L’individu n’est pas tenu en lisière de ces nouvelles controverses de santé publique. Il y est au contraire invité à plusieurs titres : non seulement comme patient potentiel, mais aussi comme citoyen pour donner son avis ou pour alerter, et, le cas échéant, comme agent actif des difficultés qu’il s’agit de résoudre. Le bon comportement n’est plus seulement celui qui protège du mal, mais celui qui évite de mal faire et de faire mal, par exemple en utilisant sa voiture lorsqu’on n’en a pas besoin.

En somme, la santé environnementale redistribue assez largement les rôles et les places du débat démocratique sur la santé en exigeant que les enjeux en soient inscrits dans un cadre délibératif plus large et souvent plus systémique.
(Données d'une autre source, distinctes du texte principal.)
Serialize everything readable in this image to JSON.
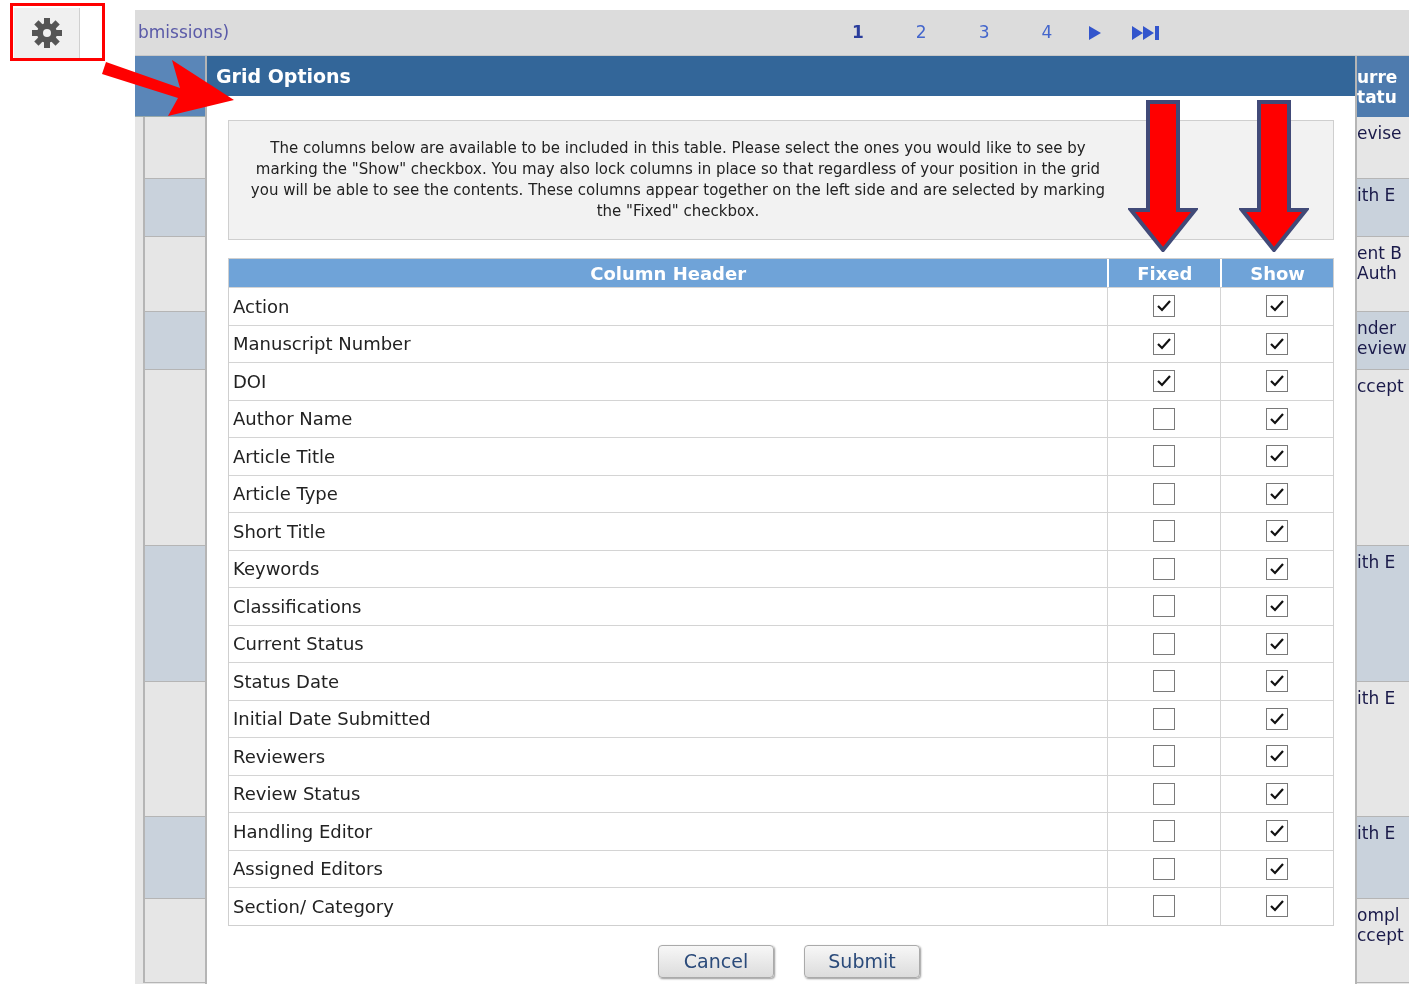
{
  "top_bar": {
    "title": "bmissions)",
    "pages": [
      {
        "label": "1",
        "selected": true
      },
      {
        "label": "2",
        "selected": false
      },
      {
        "label": "3",
        "selected": false
      },
      {
        "label": "4",
        "selected": false
      }
    ]
  },
  "right_column": {
    "header": [
      "urre",
      "tatu"
    ],
    "rows": [
      {
        "lines": [
          "evise"
        ],
        "shaded": false
      },
      {
        "lines": [
          "ith E"
        ],
        "shaded": true
      },
      {
        "lines": [
          "ent B",
          "Auth"
        ],
        "shaded": false
      },
      {
        "lines": [
          "nder",
          "eview"
        ],
        "shaded": true
      },
      {
        "lines": [
          "ccept"
        ],
        "shaded": false
      },
      {
        "lines": [
          "ith E"
        ],
        "shaded": true
      },
      {
        "lines": [
          "ith E"
        ],
        "shaded": false
      },
      {
        "lines": [
          "ith E"
        ],
        "shaded": true
      },
      {
        "lines": [
          "ompl",
          "ccept"
        ],
        "shaded": false
      }
    ]
  },
  "dialog": {
    "title": "Grid Options",
    "description": "The columns below are available to be included in this table. Please select the ones you would like to see by marking the \"Show\" checkbox. You may also lock columns in place so that regardless of your position in the grid you will be able to see the contents. These columns appear together on the left side and are selected by marking the \"Fixed\" checkbox.",
    "columns": [
      "Column Header",
      "Fixed",
      "Show"
    ],
    "rows": [
      {
        "label": "Action",
        "fixed": true,
        "show": true
      },
      {
        "label": "Manuscript Number",
        "fixed": true,
        "show": true
      },
      {
        "label": "DOI",
        "fixed": true,
        "show": true
      },
      {
        "label": "Author Name",
        "fixed": false,
        "show": true
      },
      {
        "label": "Article Title",
        "fixed": false,
        "show": true
      },
      {
        "label": "Article Type",
        "fixed": false,
        "show": true
      },
      {
        "label": "Short Title",
        "fixed": false,
        "show": true
      },
      {
        "label": "Keywords",
        "fixed": false,
        "show": true
      },
      {
        "label": "Classifications",
        "fixed": false,
        "show": true
      },
      {
        "label": "Current Status",
        "fixed": false,
        "show": true
      },
      {
        "label": "Status Date",
        "fixed": false,
        "show": true
      },
      {
        "label": "Initial Date Submitted",
        "fixed": false,
        "show": true
      },
      {
        "label": "Reviewers",
        "fixed": false,
        "show": true
      },
      {
        "label": "Review Status",
        "fixed": false,
        "show": true
      },
      {
        "label": "Handling Editor",
        "fixed": false,
        "show": true
      },
      {
        "label": "Assigned Editors",
        "fixed": false,
        "show": true
      },
      {
        "label": "Section/ Category",
        "fixed": false,
        "show": true
      }
    ],
    "buttons": [
      "Cancel",
      "Submit"
    ]
  }
}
Qu’on en juge un instant à la lumière des enjeux de la transition alimentaire en cours de discussion dans le cadre des Etats généraux de l’alimentation. La plupart des autorités sanitaires, des épidémiologistes, des nutritionnistes et des spécialistes du climat et de l’environnement sont d’accord pour le dire : il faut faire évoluer nos habitudes de consommation vers un régime alimentaire moins carné. Une telle évolution serait en effet le gage d’une amélioration de la santé collective et de moindres dégâts environnementaux (notamment en matière d’émissions de gaz à effet de serre).

Mais cette ambition prend à revers des décennies de productivisme agricole et de développement de l’élevage intensif. Il est inutile d’imaginer progresser dans cette direction si l’on ne trouve pas un chemin de viabilité pour les éleveurs de notre pays, lesquels sont déjà soumis à très rude épreuve. La préoccupation pour la santé environnementale débouche ici sur une réflexion à long terme sur l’avenir de notre modèle agricole…

D’autres exemples, dans les domaines du logement ou de la mobilité, conduiraient à la même conclusion : la santé environnementale fait peu à peu entrer les politiques de santé publique dans un champ d’inter­actions extrêmement vaste et convoque sur le forum démocratique une très grande diversité d’acteurs.